In the future, increased use of renewable energy will necessitate increased load balancing to avoid fluctuations in the supply. Nuclear power plants may acquire a new role in this respect, and an R&D project will investigate the technical possibilities and limitations.
Nuclear reactors are traditionally run in such a way that they produce a stable output. The new R&D project will investigate what happens if output is reduced at times when load is low – for example, at night.
“The idea is a bit controversial in the nuclear business, but still very possible,” says Jonas Persson, at Power Technology, Vattenfall Research and Development, one of two project leaders.
“For example, France is already balancing its nuclear power output.
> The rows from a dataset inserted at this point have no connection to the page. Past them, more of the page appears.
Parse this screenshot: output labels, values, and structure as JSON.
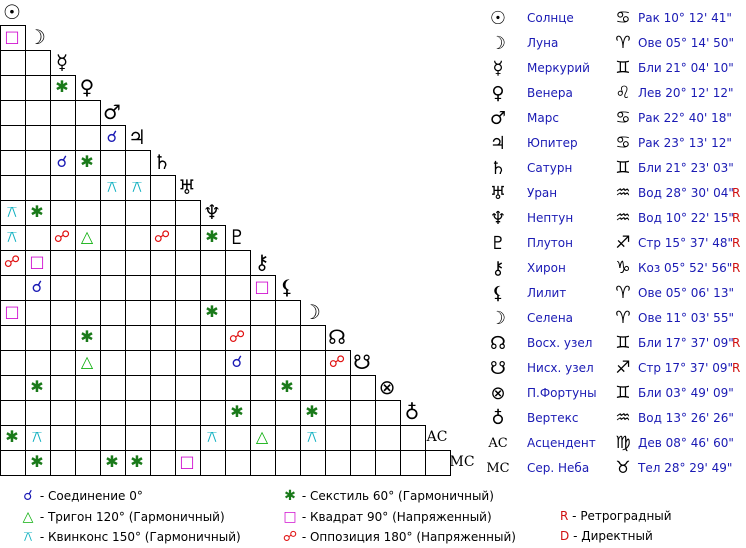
{
  "planets": [
    {
      "symbol": "☉",
      "name": "Солнце",
      "sign": "♋",
      "pos": "Рак 10° 12' 41\"",
      "retro": ""
    },
    {
      "symbol": "☽",
      "name": "Луна",
      "sign": "♈",
      "pos": "Ове 05° 14' 50\"",
      "retro": ""
    },
    {
      "symbol": "☿",
      "name": "Меркурий",
      "sign": "♊",
      "pos": "Бли 21° 04' 10\"",
      "retro": ""
    },
    {
      "symbol": "♀",
      "name": "Венера",
      "sign": "♌",
      "pos": "Лев 20° 12' 12\"",
      "retro": ""
    },
    {
      "symbol": "♂",
      "name": "Марс",
      "sign": "♋",
      "pos": "Рак 22° 40' 18\"",
      "retro": ""
    },
    {
      "symbol": "♃",
      "name": "Юпитер",
      "sign": "♋",
      "pos": "Рак 23° 13' 12\"",
      "retro": ""
    },
    {
      "symbol": "♄",
      "name": "Сатурн",
      "sign": "♊",
      "pos": "Бли 21° 23' 03\"",
      "retro": ""
    },
    {
      "symbol": "♅",
      "name": "Уран",
      "sign": "♒",
      "pos": "Вод 28° 30' 04\"",
      "retro": "R"
    },
    {
      "symbol": "♆",
      "name": "Нептун",
      "sign": "♒",
      "pos": "Вод 10° 22' 15\"",
      "retro": "R"
    },
    {
      "symbol": "♇",
      "name": "Плутон",
      "sign": "♐",
      "pos": "Стр 15° 37' 48\"",
      "retro": "R"
    },
    {
      "symbol": "⚷",
      "name": "Хирон",
      "sign": "♑",
      "pos": "Коз 05° 52' 56\"",
      "retro": "R"
    },
    {
      "symbol": "⚸",
      "name": "Лилит",
      "sign": "♈",
      "pos": "Ове 05° 06' 13\"",
      "retro": ""
    },
    {
      "symbol": "☽",
      "name": "Селена",
      "sign": "♈",
      "pos": "Ове 11° 03' 55\"",
      "retro": ""
    },
    {
      "symbol": "☊",
      "name": "Восх. узел",
      "sign": "♊",
      "pos": "Бли 17° 37' 09\"",
      "retro": "R"
    },
    {
      "symbol": "☋",
      "name": "Нисх. узел",
      "sign": "♐",
      "pos": "Стр 17° 37' 09\"",
      "retro": "R"
    },
    {
      "symbol": "⊗",
      "name": "П.Фортуны",
      "sign": "♊",
      "pos": "Бли 03° 49' 09\"",
      "retro": ""
    },
    {
      "symbol": "♁",
      "name": "Вертекс",
      "sign": "♒",
      "pos": "Вод 13° 26' 26\"",
      "retro": ""
    },
    {
      "symbol": "AC",
      "name": "Асцендент",
      "sign": "♍",
      "pos": "Дев 08° 46' 60\"",
      "retro": ""
    },
    {
      "symbol": "MC",
      "name": "Сер. Неба",
      "sign": "♉",
      "pos": "Тел 28° 29' 49\"",
      "retro": ""
    }
  ],
  "aspect_types": {
    "conj": {
      "symbol": "☌",
      "color": "#1a1ab4",
      "label": "- Соединение 0°"
    },
    "sext": {
      "symbol": "✱",
      "color": "#1a7a1a",
      "label": "- Секстиль 60° (Гармоничный)"
    },
    "trine": {
      "symbol": "△",
      "color": "#10b010",
      "label": "- Тригон 120° (Гармоничный)"
    },
    "square": {
      "symbol": "□",
      "color": "#d010d0",
      "label": "- Квадрат 90° (Напряженный)"
    },
    "quinc": {
      "symbol": "⚻",
      "color": "#10b0c0",
      "label": "- Квинконс 150° (Гармоничный)"
    },
    "opp": {
      "symbol": "☍",
      "color": "#e01010",
      "label": "- Оппозиция 180° (Напряженный)"
    }
  },
  "aspects": [
    {
      "row": 1,
      "col": 0,
      "type": "square"
    },
    {
      "row": 3,
      "col": 2,
      "type": "sext"
    },
    {
      "row": 5,
      "col": 4,
      "type": "conj"
    },
    {
      "row": 6,
      "col": 2,
      "type": "conj"
    },
    {
      "row": 6,
      "col": 3,
      "type": "sext"
    },
    {
      "row": 7,
      "col": 4,
      "type": "quinc"
    },
    {
      "row": 7,
      "col": 5,
      "type": "quinc"
    },
    {
      "row": 8,
      "col": 0,
      "type": "quinc"
    },
    {
      "row": 8,
      "col": 1,
      "type": "sext"
    },
    {
      "row": 9,
      "col": 0,
      "type": "quinc"
    },
    {
      "row": 9,
      "col": 2,
      "type": "opp"
    },
    {
      "row": 9,
      "col": 3,
      "type": "trine"
    },
    {
      "row": 9,
      "col": 6,
      "type": "opp"
    },
    {
      "row": 9,
      "col": 8,
      "type": "sext"
    },
    {
      "row": 10,
      "col": 0,
      "type": "opp"
    },
    {
      "row": 10,
      "col": 1,
      "type": "square"
    },
    {
      "row": 11,
      "col": 1,
      "type": "conj"
    },
    {
      "row": 11,
      "col": 10,
      "type": "square"
    },
    {
      "row": 12,
      "col": 0,
      "type": "square"
    },
    {
      "row": 12,
      "col": 8,
      "type": "sext"
    },
    {
      "row": 13,
      "col": 3,
      "type": "sext"
    },
    {
      "row": 13,
      "col": 9,
      "type": "opp"
    },
    {
      "row": 14,
      "col": 3,
      "type": "trine"
    },
    {
      "row": 14,
      "col": 9,
      "type": "conj"
    },
    {
      "row": 14,
      "col": 13,
      "type": "opp"
    },
    {
      "row": 15,
      "col": 1,
      "type": "sext"
    },
    {
      "row": 15,
      "col": 11,
      "type": "sext"
    },
    {
      "row": 16,
      "col": 9,
      "type": "sext"
    },
    {
      "row": 16,
      "col": 12,
      "type": "sext"
    },
    {
      "row": 17,
      "col": 0,
      "type": "sext"
    },
    {
      "row": 17,
      "col": 1,
      "type": "quinc"
    },
    {
      "row": 17,
      "col": 8,
      "type": "quinc"
    },
    {
      "row": 17,
      "col": 10,
      "type": "trine"
    },
    {
      "row": 17,
      "col": 12,
      "type": "quinc"
    },
    {
      "row": 18,
      "col": 1,
      "type": "sext"
    },
    {
      "row": 18,
      "col": 4,
      "type": "sext"
    },
    {
      "row": 18,
      "col": 5,
      "type": "sext"
    },
    {
      "row": 18,
      "col": 7,
      "type": "square"
    }
  ],
  "legend": {
    "retro": {
      "letter": "R",
      "label": "- Ретроградный"
    },
    "direct": {
      "letter": "D",
      "label": "- Директный"
    }
  }
}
We will investigate a number of aspects such as operational impact, safety issues and nuclear fuel issues, and analyse risks such as the potential shortening of the lifetime of nuclear plant equipment that could result from balancing operations.”
In a power system, generation must always be balanced with load, or else the power frequency is affected. In Sweden, equilibrium is traditionally maintained by balancing the output of hydropower plants.
But in the future, increasing use will be made of intermittent renewable energy sources such as wind power and solar energy. The Swedish government has set a goal that, by 2020, 25 TWh more electricity will be generated from renewable resources than was the case in 2002. It is envisioned that this will include 10 TWh of wind power, meaning that merely balancing the output of hydropower plants may be insufficient.